The core of this transformation involves a deliberate shift towards less capital-intensive, fee-based businesses. Think asset management and wealth management. It's a smart move, really. These segments tend to be more predictable, generate higher margins, and require less regulatory capital. And frankly, Equitable isn't just dabbling here; they're making serious strides. Their majority stake in AllianceBernstein (AB) is a prime example. AB has been a real bright spot, showing impressive growth, particularly in areas like private alternatives and defined contribution plans. It's a robust engine for the broader company, consistently delivering strong results.

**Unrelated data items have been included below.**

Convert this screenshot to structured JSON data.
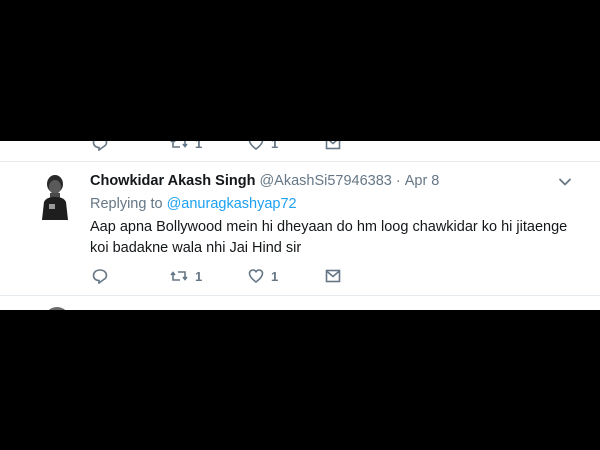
{
  "previous_tweet": {
    "actions": {
      "retweet_count": "1",
      "like_count": "1"
    }
  },
  "tweet": {
    "display_name": "Chowkidar Akash Singh",
    "handle": "@AkashSi57946383",
    "separator": "·",
    "time": "Apr 8",
    "replying_prefix": "Replying to ",
    "replying_to": "@anuragkashyap72",
    "text": "Aap apna Bollywood mein hi dheyaan do hm loog chawkidar ko hi jitaenge koi badakne wala nhi Jai Hind sir",
    "actions": {
      "reply_icon": "reply-icon",
      "retweet_icon": "retweet-icon",
      "retweet_count": "1",
      "like_icon": "heart-icon",
      "like_count": "1",
      "dm_icon": "envelope-icon"
    }
  },
  "colors": {
    "background": "#000000",
    "card": "#ffffff",
    "text": "#14171a",
    "muted": "#657786",
    "link": "#1da1f2",
    "divider": "#e6ecf0"
  }
}
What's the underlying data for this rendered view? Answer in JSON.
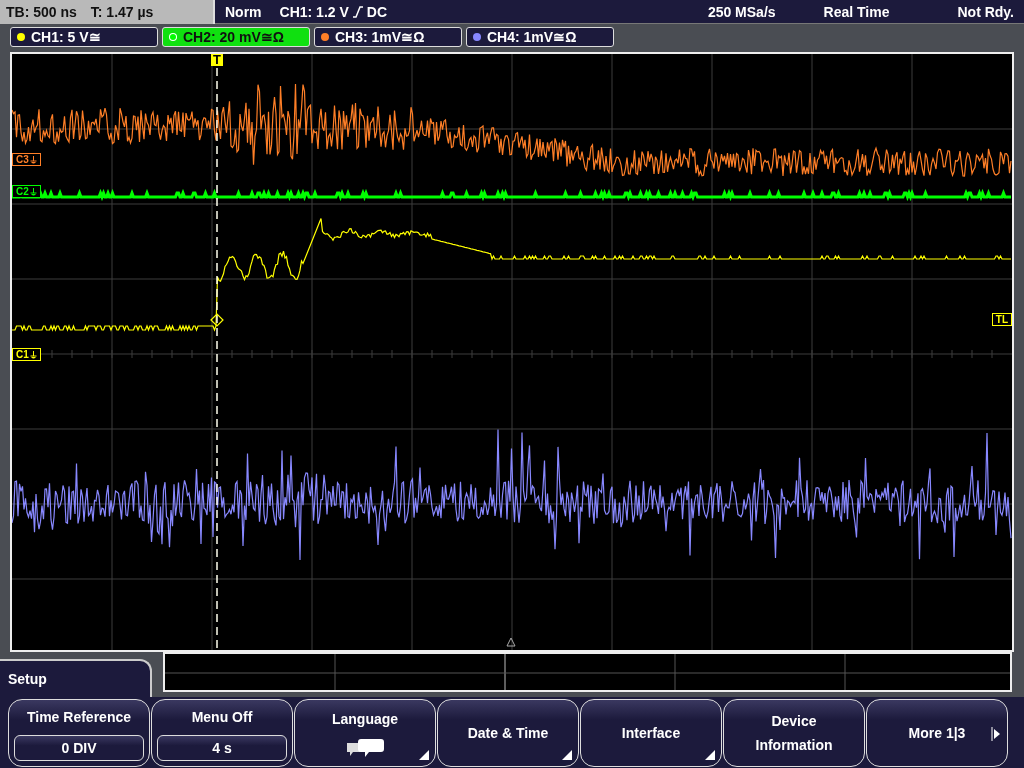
{
  "status_bar": {
    "timebase": "TB: 500 ns",
    "trigger_time": "T: 1.47 µs",
    "mode": "Norm",
    "trigger_source": "CH1: 1.2 V",
    "coupling": "DC",
    "sample_rate": "250 MSa/s",
    "acquisition": "Real Time",
    "state": "Not Rdy."
  },
  "channels": [
    {
      "label": "CH1: 5 V≅",
      "selected": false,
      "color": "#ffff00"
    },
    {
      "label": "CH2: 20 mV≅Ω",
      "selected": true,
      "color": "#00ff00"
    },
    {
      "label": "CH3: 1mV≅Ω",
      "selected": false,
      "color": "#ff7f27"
    },
    {
      "label": "CH4: 1mV≅Ω",
      "selected": false,
      "color": "#8888ff"
    }
  ],
  "channel_markers": [
    {
      "label": "C3",
      "color": "#ff7f27"
    },
    {
      "label": "C2",
      "color": "#00ff00"
    },
    {
      "label": "C1",
      "color": "#ffff00"
    }
  ],
  "trigger": {
    "marker": "T",
    "level_marker": "TL"
  },
  "menu": {
    "title": "Setup",
    "softkeys": [
      {
        "kind": "value",
        "label": "Time Reference",
        "value": "0 DIV"
      },
      {
        "kind": "value",
        "label": "Menu Off",
        "value": "4 s"
      },
      {
        "kind": "icon",
        "label": "Language",
        "submenu": true
      },
      {
        "kind": "plain",
        "label": "Date & Time",
        "submenu": true
      },
      {
        "kind": "plain",
        "label": "Interface",
        "submenu": true
      },
      {
        "kind": "plain",
        "label": "Device Information",
        "submenu": false
      },
      {
        "kind": "next",
        "label": "More 1|3"
      }
    ]
  }
}
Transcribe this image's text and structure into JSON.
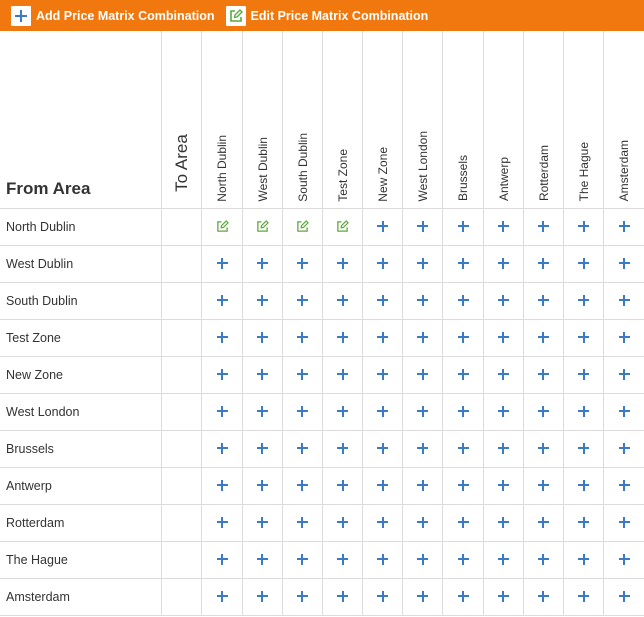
{
  "toolbar": {
    "add_label": "Add Price Matrix Combination",
    "add_icon": "plus-icon",
    "edit_label": "Edit Price Matrix Combination",
    "edit_icon": "edit-icon"
  },
  "matrix": {
    "from_label": "From Area",
    "to_label": "To Area",
    "columns": [
      "North Dublin",
      "West Dublin",
      "South Dublin",
      "Test Zone",
      "New Zone",
      "West London",
      "Brussels",
      "Antwerp",
      "Rotterdam",
      "The Hague",
      "Amsterdam"
    ],
    "rows": [
      {
        "label": "North Dublin",
        "cells": [
          "edit",
          "edit",
          "edit",
          "edit",
          "add",
          "add",
          "add",
          "add",
          "add",
          "add",
          "add"
        ]
      },
      {
        "label": "West Dublin",
        "cells": [
          "add",
          "add",
          "add",
          "add",
          "add",
          "add",
          "add",
          "add",
          "add",
          "add",
          "add"
        ]
      },
      {
        "label": "South Dublin",
        "cells": [
          "add",
          "add",
          "add",
          "add",
          "add",
          "add",
          "add",
          "add",
          "add",
          "add",
          "add"
        ]
      },
      {
        "label": "Test Zone",
        "cells": [
          "add",
          "add",
          "add",
          "add",
          "add",
          "add",
          "add",
          "add",
          "add",
          "add",
          "add"
        ]
      },
      {
        "label": "New Zone",
        "cells": [
          "add",
          "add",
          "add",
          "add",
          "add",
          "add",
          "add",
          "add",
          "add",
          "add",
          "add"
        ]
      },
      {
        "label": "West London",
        "cells": [
          "add",
          "add",
          "add",
          "add",
          "add",
          "add",
          "add",
          "add",
          "add",
          "add",
          "add"
        ]
      },
      {
        "label": "Brussels",
        "cells": [
          "add",
          "add",
          "add",
          "add",
          "add",
          "add",
          "add",
          "add",
          "add",
          "add",
          "add"
        ]
      },
      {
        "label": "Antwerp",
        "cells": [
          "add",
          "add",
          "add",
          "add",
          "add",
          "add",
          "add",
          "add",
          "add",
          "add",
          "add"
        ]
      },
      {
        "label": "Rotterdam",
        "cells": [
          "add",
          "add",
          "add",
          "add",
          "add",
          "add",
          "add",
          "add",
          "add",
          "add",
          "add"
        ]
      },
      {
        "label": "The Hague",
        "cells": [
          "add",
          "add",
          "add",
          "add",
          "add",
          "add",
          "add",
          "add",
          "add",
          "add",
          "add"
        ]
      },
      {
        "label": "Amsterdam",
        "cells": [
          "add",
          "add",
          "add",
          "add",
          "add",
          "add",
          "add",
          "add",
          "add",
          "add",
          "add"
        ]
      }
    ]
  },
  "colors": {
    "toolbar_bg": "#f0780f",
    "add_icon": "#3b7bc4",
    "edit_icon": "#5aab3c",
    "grid_line": "#dcdcdc"
  }
}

But it's not just about AllianceBernstein. Equitable is also beefing up its wealth management division, which is absolutely crucial in today's financial landscape. As the population ages and the need for comprehensive financial advice grows, wealth management becomes an increasingly vital and sticky business. They're strategically positioned to capitalize on an aging advisor base looking for succession solutions, along with the growing demand for holistic financial planning. It's a natural fit and a powerful growth vector.

And what about annuities, you might ask? They haven't abandoned the annuity space entirely, but they've certainly re-imagined their approach. The focus has moved to what they call "Retirement @ Work" – essentially, group retirement solutions – and also individual annuities that are far less capital-intensive, without the burdensome GLBs of yesteryear. It's about smart product design that aligns with their new, leaner capital strategy.

This whole transformation isn't just about changing product mixes; it’s deeply embedded in their capital allocation strategy. Equitable has been proactively de-risking its balance sheet, making it much more robust. On top of that, they're demonstrably shareholder-friendly. We've seen significant share buybacks and a healthy dividend, signaling management's confidence and their commitment to returning value to investors. Their capital ratios are strong, liquidity is ample, and management aims for impressive free cash flow conversion – all signs of a well-managed, financially sound institution.

So, what does all this mean for investors? It means that despite all these positive shifts, the market, for some reason, just hasn't fully caught on. Equitable Holdings continues to trade at what I consider a pretty compelling valuation, often below its book value and with a modest price-to-earnings multiple. It's as if the market is still stuck viewing them through the lens of their old business, not recognizing the powerful new engine they've built. Of course, no investment is without risk; market volatility, interest rate fluctuations, and regulatory changes are always factors. But the foundational changes at EQH seem to outweigh these, making it an intriguing opportunity.

In conclusion, Equitable Holdings isn't just tinkering around the edges; they're in the midst of a genuine business overhaul. They're shedding legacy risks, embracing higher-growth, fee-based segments, and returning capital to shareholders. It’s a story of thoughtful strategy, disciplined execution, and a company that’s quietly, yet powerfully, reinventing itself. For those willing to look past the historical narrative, I believe EQH presents a compelling investment case that the broader market is still, perhaps mistakenly, overlooking.